Son düzenlemeyle, bizde dinamitle balık avlayanların cezası 3 bin 292 liradan 10 bin liraya çıkarıldı. Denizde böyle avlanan birine verilen cezayı “Dinamitle balık avına çok ağır ceza!” diye haberleştirmişti gazeteler.

Denizlerimizde, nehirlerimizde birkaç balık için patlatılan -tut ki 100 gr kadar- dinamitin çıkardığı ses ve titreşimden, balıklar dışındaki tüm canlılar da zarar görüyor ve ekolojik denge bozuluyor.

“Memlekette neler oluyor, senin uğraştığın şeye bak?” diyenleri duyar gibiyim! Aslında uğraştığım şey memlekette de değil. Tabii dünyayı hepimizin ortak memleketi saymıyorsanız…

O dünya ki ellerimizle öldürüyoruz. Üstelik, yavaş yavaş da değil artık. BM Mülteciler Yük­sek Komiserliği verilerine göre, 2008’den beri her yıl ortalama 21,5 milyon insan, sel ve kuraklık gibi afetlerden dolayı göç etmek zorunda kalıyor.

2050 yılına kadar, “iklim göçmen­lerine” dönüşerek, 143 milyondan fazla in­sanın mahsullerin yetersizliğinden, su kıtlığından ve deniz seviyesinin yükselmesinden kaçacak­ları öngörülüyor.

Tarihi daha erkene, 2030’a çekerek, susuzluktan göçmek zorunda kalacak insanların sayısını birkaç misli daha fazla tahmin edenler de var.

Dünya üzerinde kaçacak yerimizin kalmayacağı bir noktaya doğru hızla gidiyoruz.
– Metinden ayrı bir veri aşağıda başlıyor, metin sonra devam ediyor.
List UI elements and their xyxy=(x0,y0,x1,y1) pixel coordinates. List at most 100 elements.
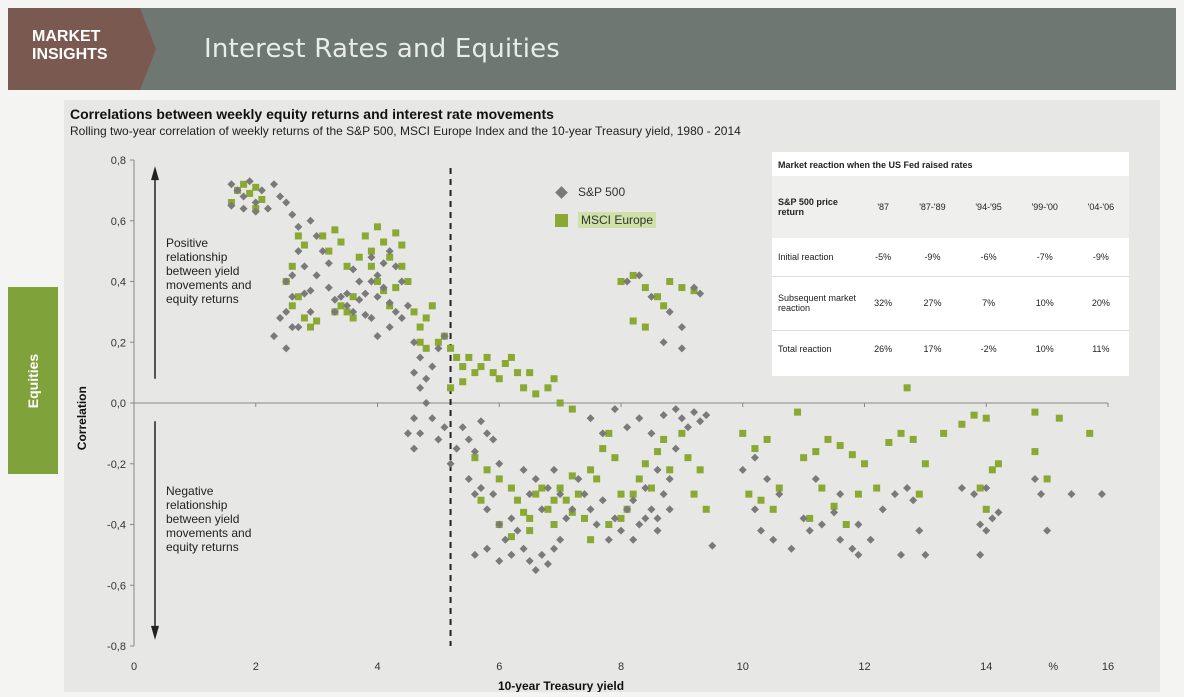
sp500-point xyxy=(543,559,552,568)
msci-europe-point xyxy=(800,454,808,462)
msci-europe-point xyxy=(994,460,1002,468)
sp500-point xyxy=(854,550,863,559)
msci-europe-point xyxy=(647,484,655,492)
sp500-point xyxy=(531,474,540,483)
table-row: Subsequent market reaction 32% 27% 7% 10… xyxy=(772,276,1129,330)
sp500-point xyxy=(690,283,699,292)
y-tick-label: -0,8 xyxy=(107,641,126,653)
sp500-point xyxy=(391,262,400,271)
sp500-point xyxy=(866,535,875,544)
sp500-point xyxy=(476,484,485,493)
x-tick-label: 0 xyxy=(131,661,137,673)
msci-europe-point xyxy=(550,496,558,504)
sp500-point xyxy=(294,323,303,332)
msci-europe-point xyxy=(294,232,302,240)
sp500-point xyxy=(757,526,766,535)
msci-europe-point xyxy=(331,226,339,234)
msci-europe-point xyxy=(982,414,990,422)
annotation-line: equity returns xyxy=(166,292,239,306)
sp500-point xyxy=(300,289,309,298)
sp500-point xyxy=(282,307,291,316)
sp500-point xyxy=(476,417,485,426)
msci-europe-point xyxy=(501,360,509,368)
sp500-point xyxy=(330,307,339,316)
sp500-point xyxy=(799,514,808,523)
sp500-point xyxy=(428,414,437,423)
msci-europe-point xyxy=(434,338,442,346)
msci-europe-point xyxy=(629,490,637,498)
msci-europe-point xyxy=(459,363,467,371)
table-cell: -6% xyxy=(980,251,997,262)
sp500-point xyxy=(836,490,845,499)
sp500-point xyxy=(312,271,321,280)
sp500-point xyxy=(428,362,437,371)
sp500-point xyxy=(629,535,638,544)
msci-europe-point xyxy=(775,484,783,492)
table-cell: Subsequent market reaction xyxy=(778,293,857,313)
sp500-point xyxy=(775,490,784,499)
sp500-point xyxy=(422,399,431,407)
sp500-point xyxy=(270,332,279,341)
sp500-point xyxy=(270,180,279,189)
msci-europe-point xyxy=(392,229,400,237)
msci-europe-point xyxy=(739,429,747,437)
sp500-point xyxy=(994,508,1003,517)
arrow-up-icon xyxy=(151,166,159,181)
table-cell: -2% xyxy=(980,344,997,355)
msci-europe-point xyxy=(252,183,260,191)
sp500-point xyxy=(598,496,607,505)
msci-europe-point xyxy=(526,527,534,535)
sp500-point xyxy=(483,505,492,514)
msci-europe-point xyxy=(635,475,643,483)
sp500-point xyxy=(501,535,510,544)
annotation-line: relationship xyxy=(166,498,228,512)
sp500-point xyxy=(592,520,601,529)
table-cell: 32% xyxy=(874,298,893,308)
msci-europe-point xyxy=(307,323,315,331)
sp500-point xyxy=(848,544,857,553)
msci-europe-point xyxy=(842,521,850,528)
sp500-point xyxy=(629,496,638,505)
section-tab-equities[interactable]: Equities xyxy=(8,287,58,474)
msci-europe-point xyxy=(428,302,436,310)
sp500-point xyxy=(598,429,607,438)
msci-europe-point xyxy=(300,241,308,249)
msci-europe-point xyxy=(641,460,649,468)
msci-europe-point xyxy=(367,262,375,270)
sp500-point xyxy=(288,323,297,332)
msci-europe-point xyxy=(702,505,710,513)
msci-europe-point xyxy=(495,475,503,483)
sp500-point xyxy=(519,544,528,553)
sp500-point xyxy=(282,198,291,207)
sp500-point xyxy=(251,198,260,207)
msci-europe-point xyxy=(660,435,668,443)
sp500-point xyxy=(385,323,394,332)
msci-europe-point xyxy=(483,353,491,361)
msci-europe-point xyxy=(580,514,588,522)
sp500-point xyxy=(330,295,339,304)
msci-europe-point xyxy=(325,247,333,255)
sp500-point xyxy=(507,550,516,559)
sp500-point xyxy=(696,289,705,298)
annotation-line: Negative xyxy=(166,484,214,498)
sp500-point xyxy=(495,459,504,468)
msci-europe-point xyxy=(873,484,881,492)
y-tick-label: 0,8 xyxy=(111,155,126,167)
msci-europe-point xyxy=(641,284,649,292)
table-header-cell: '99-'00 xyxy=(1031,202,1058,212)
msci-europe-point xyxy=(477,496,485,504)
sp500-point xyxy=(245,177,254,186)
sp500-point xyxy=(464,435,473,444)
sp500-point xyxy=(410,368,419,377)
sp500-point xyxy=(318,247,327,256)
sp500-point xyxy=(379,259,388,268)
sp500-point xyxy=(525,556,534,565)
sp500-point xyxy=(550,544,559,553)
table-cell: 26% xyxy=(874,344,893,355)
sp500-point xyxy=(623,505,632,514)
sp500-point xyxy=(489,435,498,444)
sp500-point xyxy=(324,259,333,268)
y-tick-label: -0,2 xyxy=(107,459,126,471)
msci-europe-point xyxy=(745,490,753,498)
sp500-point xyxy=(410,338,419,347)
Bir umut olacaksa geleceğe dair, o umudun çoğu soluduğumuz havadaki oksijenin yüzde 50’den fazlasını üreten okyanuslarda.

Dünyanın en büyük habitatını oluşturan okyanuslardaki bitkisel planktonlara gereksindikleri besinlerin çoğunu sağlayan da dalıp çıkan ve göç eden balinalarmış. Bir balina her dalışında 33 ton karbondioksiti okyanusun dibine götürürmüş. Balinalar sayesinde planktonlar sadece yüzde 1 arttığında bile 2 milyar olgun ağacın emdiği kadar karbondioksit emiliyormuş. DW’nin mini balina belgeseline göre, 1 balinanın değerinin 2 milyon dolardan fazla olduğu hesap ediliyormuş!

Başlık dinamitle balık avı ama asıl “uğraştığım şey” bu işte. 18 ton patlayıcı, kaç dinamit lokumunun yol açtığı katliama yol açar, ne hesaplayabiliyor ne de hesaplamak istiyorum!

Gazetelerde bir haltmış gibi yapılan haberleri okumuşsunuzdur; geçen hafta 100 bin tonluk yeni uçak gemisi USS Gerald R. Ford’un yanında 18 tonluk bir bomba patlattı ABD. Gemi savaş koşullarına hazır mı diye 3.9 büyüklüğünde bir deprem etkisinde “Tam Gemi Şok Denemesi” yaptı. Sonuçtan memnunlar; geminin milyon metre uzunluğundaki elektrik kablolarıyla birbirine bağlı hassas ekipmanları etkilenmemiş!

Peki, ya okyanusun o bölgesindeki yaşam?

Çok çevreci bir patlama yarattıklarını söyleyen donanmanın kendi modellemesi bile, patlamanın 1-2 km içindeki bazı deniz memeli türlerinin ölmesinin, 10 km kadar alandaki bazılarının da işitme kaybı dahil yaralanmalarının beklendiğini söylüyor.

Deniz biyologları, yılın bu zamanında patlama bölgesinin yunus ve küçük balina popülasyonlarına ev sahipliği yaptığını, yiyecek ve birbirlerini bulmak için işitme duyularını kullanan bu canlıların sağır olduklarında yaşamalarının olanaksız olduğunu söylüyorlar.

1950-1998 yılları arasında okyanuslarda 100’ün üzerinde nükleer patlama testi yapıldı. Şu anda 245 bin km² alanı kaplayan 500 deniz konumu, artık küresel olarak ölü bölge sayılıyor.

Nükleer olsa da olmasa da patlamalar hem deniz memelilerini öldürüyor hem de yarattıkları şok dalgalarıyla okyanustaki habitatta onarılamaz hasarlara yol açıyorlar. Dünya, her yıl 100 milyondan fazla deniz hayvanının hayatını kaybettiği ve okyanus ekosisteminin çürüdüğü bir gezegen krizi yaşarken, ABD ordusu da 18 tonluk patlayıcılarla savaş gemilerini test ediyor.

Bu büyük insanlık suçunun da bir cezası olmalı, değil mi?